Ja w to wierzę, i to mocno.

– Czego nauczyły Cię złe doświadczenia?
Dały mi siłę.

– Co mnie nie zabije, to mnie wzmocni?
Dokładnie!

– I naprawdę dopiero po tym wszystkim po raz pierwszy w życiu czujesz się pewna siebie, bez kompleksów?
Nikt nie jest doskonały, każdy ma kompleksy. Każdy ma momenty, kiedy jego poczucie wartości chwieje się jak kolos na glinianych nogach. Ja takich momentów miałam wiele.

– Zaczęły się już w dzieciństwie...
Jestem dwurasowa: dziecko czarnego ojca i białej matki. Nigdzie nie pasowałam, wytykali mnie palcami. Jako mała dziewczynka przeprowadzałam się z mamą 13 razy! Moje życie od trzeciego do dwunastego roku życia to ciągła tułaczka. Jak wytłumaczyć dziecku, że mama nie ma pieniędzy, jak wytłumaczyć, że znów musi iść do nowej szkoły?! Ja tego nie rozumiałam. To było trudne dzieciństwo.

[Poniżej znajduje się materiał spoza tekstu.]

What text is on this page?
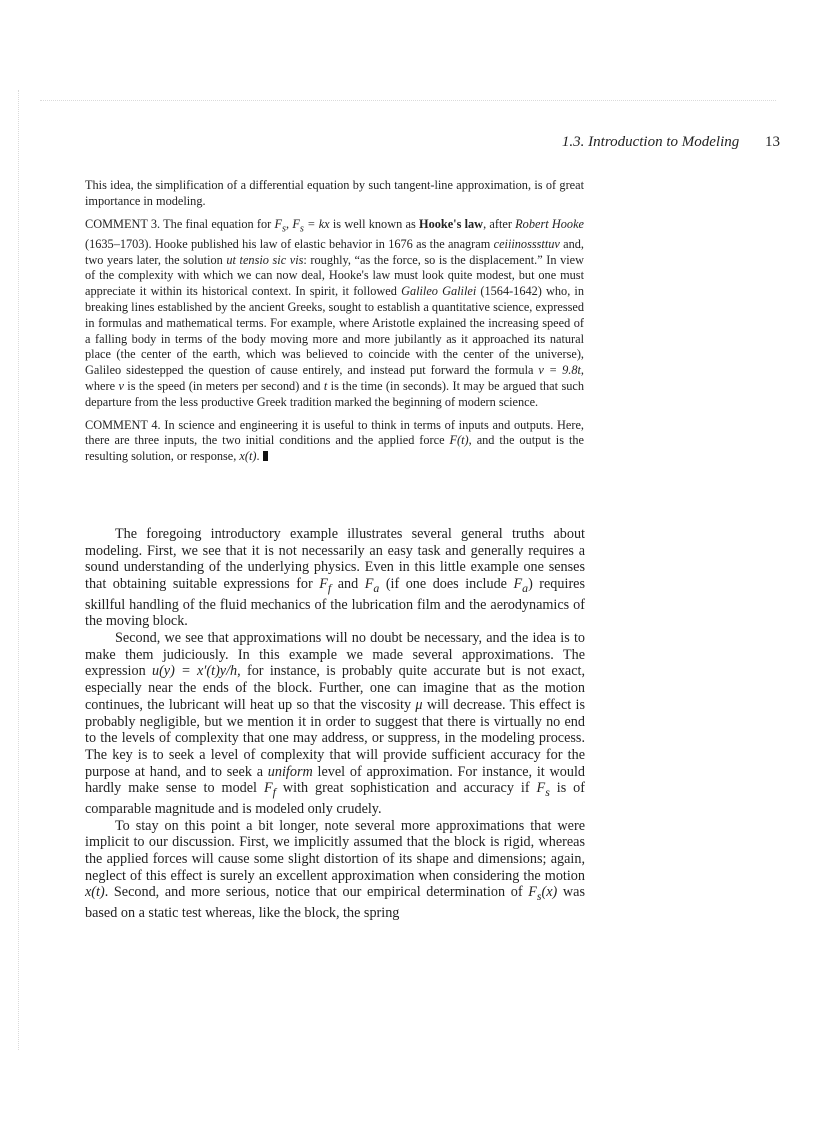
1.3. Introduction to Modeling 13

This idea, the simplification of a differential equation by such tangent-line approximation, is of great importance in modeling.

COMMENT 3. The final equation for $F_s$, $F_s$ = kx is well known as Hooke's law, after Robert Hooke (1635–1703). Hooke published his law of elastic behavior in 1676 as the anagram ceiiinosssttuv and, two years later, the solution ut tensio sic vis: roughly, “as the force, so is the displacement.” In view of the complexity with which we can now deal, Hooke's law must look quite modest, but one must appreciate it within its historical context. In spirit, it followed Galileo Galilei (1564-1642) who, in breaking lines established by the ancient Greeks, sought to establish a quantitative science, expressed in formulas and mathematical terms. For example, where Aristotle explained the increasing speed of a falling body in terms of the body moving more and more jubilantly as it approached its natural place (the center of the earth, which was believed to coincide with the center of the universe), Galileo sidestepped the question of cause entirely, and instead put forward the formula v = 9.8t, where v is the speed (in meters per second) and t is the time (in seconds). It may be argued that such departure from the less productive Greek tradition marked the beginning of modern science.

COMMENT 4. In science and engineering it is useful to think in terms of inputs and outputs. Here, there are three inputs, the two initial conditions and the applied force F(t), and the output is the resulting solution, or response, x(t).

The foregoing introductory example illustrates several general truths about modeling. First, we see that it is not necessarily an easy task and generally requires a sound understanding of the underlying physics. Even in this little example one senses that obtaining suitable expressions for $F_f$ and $F_a$ (if one does include $F_a$) requires skillful handling of the fluid mechanics of the lubrication film and the aerodynamics of the moving block.

Second, we see that approximations will no doubt be necessary, and the idea is to make them judiciously. In this example we made several approximations. The expression u(y) = x′(t)y/h, for instance, is probably quite accurate but is not exact, especially near the ends of the block. Further, one can imagine that as the motion continues, the lubricant will heat up so that the viscosity μ will decrease. This effect is probably negligible, but we mention it in order to suggest that there is virtually no end to the levels of complexity that one may address, or suppress, in the modeling process. The key is to seek a level of complexity that will provide sufficient accuracy for the purpose at hand, and to seek a uniform level of approximation. For instance, it would hardly make sense to model $F_f$ with great sophistication and accuracy if $F_s$ is of comparable magnitude and is modeled only crudely.

To stay on this point a bit longer, note several more approximations that were implicit to our discussion. First, we implicitly assumed that the block is rigid, whereas the applied forces will cause some slight distortion of its shape and dimensions; again, neglect of this effect is surely an excellent approximation when considering the motion x(t). Second, and more serious, notice that our empirical determination of $F_s(x)$ was based on a static test whereas, like the block, the spring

– I musiało zaowocować trudnymi związkami, jak małżeństwo ze starszym o 20 lat szefem wytwórni muzycznej Tommym Mottolą, które potem określałaś jednym słowem: piekło?
Dokładnie. Przez całe życie musiałam pokonywać przeszkody, walczyć, zmagać się. Takie wyzwania dla każdego byłyby trudne, a dla mnie – podwójnie trudne, bo każdy mógł się temu przyglądać. Żyję pod mikroskopem. W końcu musiałam dojść do momentu, kiedy powiedziałam sobie: stop! Albo akceptujecie mnie taką, jaka jestem, albo dajcie mi święty spokój. Nie jestem marionetką, chcę sama pociągać za sznurki.

– Nagrałaś radosny, pozytywny album. Możesz powiedzieć, że Twoje załamanie nerwowe „przeminęło z wiatrem”?
Czy ty w końcu dasz mi spokój i przestaniesz używać tego słowa?! Byłam przepracowana, przemęczona. Rozumiesz?!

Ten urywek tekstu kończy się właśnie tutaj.